Et pour finir, l’actualité du parti de la France et les prochains rendez-vous du mouvement.

Le Figaro a publié dans son édition du 14 novembre un article selon lequel la crise de confiance entre les citoyens et leurs dirigeants s’accentuait. Ce phénomène toucherait selon son auteur toutes les puissances occidentales. En France, la cote de popularité de François Hollande est au plus bas.

Pour avoir une idée de la crise du leadership politique, le quotidien conservateur rappelle que le président français a recueilli dernièrement 15 % d’opinions favorables, un résultat bien en-deçà de celui de son prédécesseur qui s’était pourtant distingué parmi les dirigeants français les plus impopulaires. Son parti, l’Union pour un mouvement populaire, ne l’était que par le nom.
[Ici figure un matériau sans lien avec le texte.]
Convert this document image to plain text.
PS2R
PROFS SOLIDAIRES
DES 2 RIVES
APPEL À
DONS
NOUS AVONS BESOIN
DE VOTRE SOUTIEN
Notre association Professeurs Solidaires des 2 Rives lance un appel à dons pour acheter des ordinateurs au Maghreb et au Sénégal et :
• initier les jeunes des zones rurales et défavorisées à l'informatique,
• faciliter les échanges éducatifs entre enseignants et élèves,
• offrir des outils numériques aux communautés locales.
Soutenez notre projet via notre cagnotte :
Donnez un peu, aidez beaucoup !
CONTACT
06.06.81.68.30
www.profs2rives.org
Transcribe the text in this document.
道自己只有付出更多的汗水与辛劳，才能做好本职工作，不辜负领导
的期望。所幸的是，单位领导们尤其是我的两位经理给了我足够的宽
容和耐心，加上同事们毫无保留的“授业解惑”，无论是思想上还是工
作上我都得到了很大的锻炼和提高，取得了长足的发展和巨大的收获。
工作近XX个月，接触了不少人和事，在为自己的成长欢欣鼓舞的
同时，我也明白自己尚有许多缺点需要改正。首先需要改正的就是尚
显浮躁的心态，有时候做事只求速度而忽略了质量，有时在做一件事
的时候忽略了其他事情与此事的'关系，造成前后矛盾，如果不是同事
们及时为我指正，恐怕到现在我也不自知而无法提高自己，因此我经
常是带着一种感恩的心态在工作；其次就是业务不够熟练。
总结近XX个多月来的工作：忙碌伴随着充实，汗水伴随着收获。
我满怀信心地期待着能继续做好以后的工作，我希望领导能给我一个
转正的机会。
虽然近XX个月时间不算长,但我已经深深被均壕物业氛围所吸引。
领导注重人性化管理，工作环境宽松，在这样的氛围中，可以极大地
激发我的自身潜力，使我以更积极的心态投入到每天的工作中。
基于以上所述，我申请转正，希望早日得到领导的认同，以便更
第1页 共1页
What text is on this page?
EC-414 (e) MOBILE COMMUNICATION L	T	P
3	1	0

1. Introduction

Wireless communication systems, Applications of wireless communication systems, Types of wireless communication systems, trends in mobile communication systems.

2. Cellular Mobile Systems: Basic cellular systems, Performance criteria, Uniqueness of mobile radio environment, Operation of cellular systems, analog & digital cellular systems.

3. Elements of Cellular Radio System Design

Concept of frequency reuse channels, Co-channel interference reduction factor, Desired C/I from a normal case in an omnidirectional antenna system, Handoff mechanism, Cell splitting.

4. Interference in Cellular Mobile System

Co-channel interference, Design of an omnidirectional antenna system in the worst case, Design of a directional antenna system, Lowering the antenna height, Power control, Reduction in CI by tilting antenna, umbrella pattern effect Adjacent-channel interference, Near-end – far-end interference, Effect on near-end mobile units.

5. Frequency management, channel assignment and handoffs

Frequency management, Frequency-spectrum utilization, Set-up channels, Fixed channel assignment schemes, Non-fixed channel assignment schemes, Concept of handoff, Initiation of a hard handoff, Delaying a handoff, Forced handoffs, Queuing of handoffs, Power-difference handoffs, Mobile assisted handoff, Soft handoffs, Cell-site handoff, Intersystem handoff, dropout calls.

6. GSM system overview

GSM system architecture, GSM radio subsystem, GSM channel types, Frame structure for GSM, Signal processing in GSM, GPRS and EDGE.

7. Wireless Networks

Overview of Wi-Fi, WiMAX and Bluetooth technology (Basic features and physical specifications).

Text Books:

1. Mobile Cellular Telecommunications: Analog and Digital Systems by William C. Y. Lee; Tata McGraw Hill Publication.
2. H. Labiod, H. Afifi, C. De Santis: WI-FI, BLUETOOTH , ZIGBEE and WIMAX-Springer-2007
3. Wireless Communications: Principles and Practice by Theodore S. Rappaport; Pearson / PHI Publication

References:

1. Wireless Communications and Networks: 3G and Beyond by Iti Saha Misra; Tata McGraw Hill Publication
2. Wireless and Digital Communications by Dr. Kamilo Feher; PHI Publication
Dix-huit mois après son élection, François Hollande est désavoué par une majorité écrasante de citoyens français. Mais ce qui est frappant, ce n’est pas tant son très faible niveau de popularité que la rapidité avec laquelle la chute est survenue. La crise et ses effets ont bien entendu leur part de responsabilité : un taux de chômage élevé, une hausse de la TVA qui touchera principalement les salariés, la prolifération des manifestations dans plusieurs secteurs industriels, etc. Même le secteur agricole est touché. Indépendamment des critiques envers le gouvernement socialiste, ses adversaires dans les rangs de la droite estiment que la figure-même du chef d’État est contestée, vilipendée. Sa capacité à prendre des décisions stratégiques et son autorité sont clairement mises en cause : deux qualités que devrait posséder tout dirigeant.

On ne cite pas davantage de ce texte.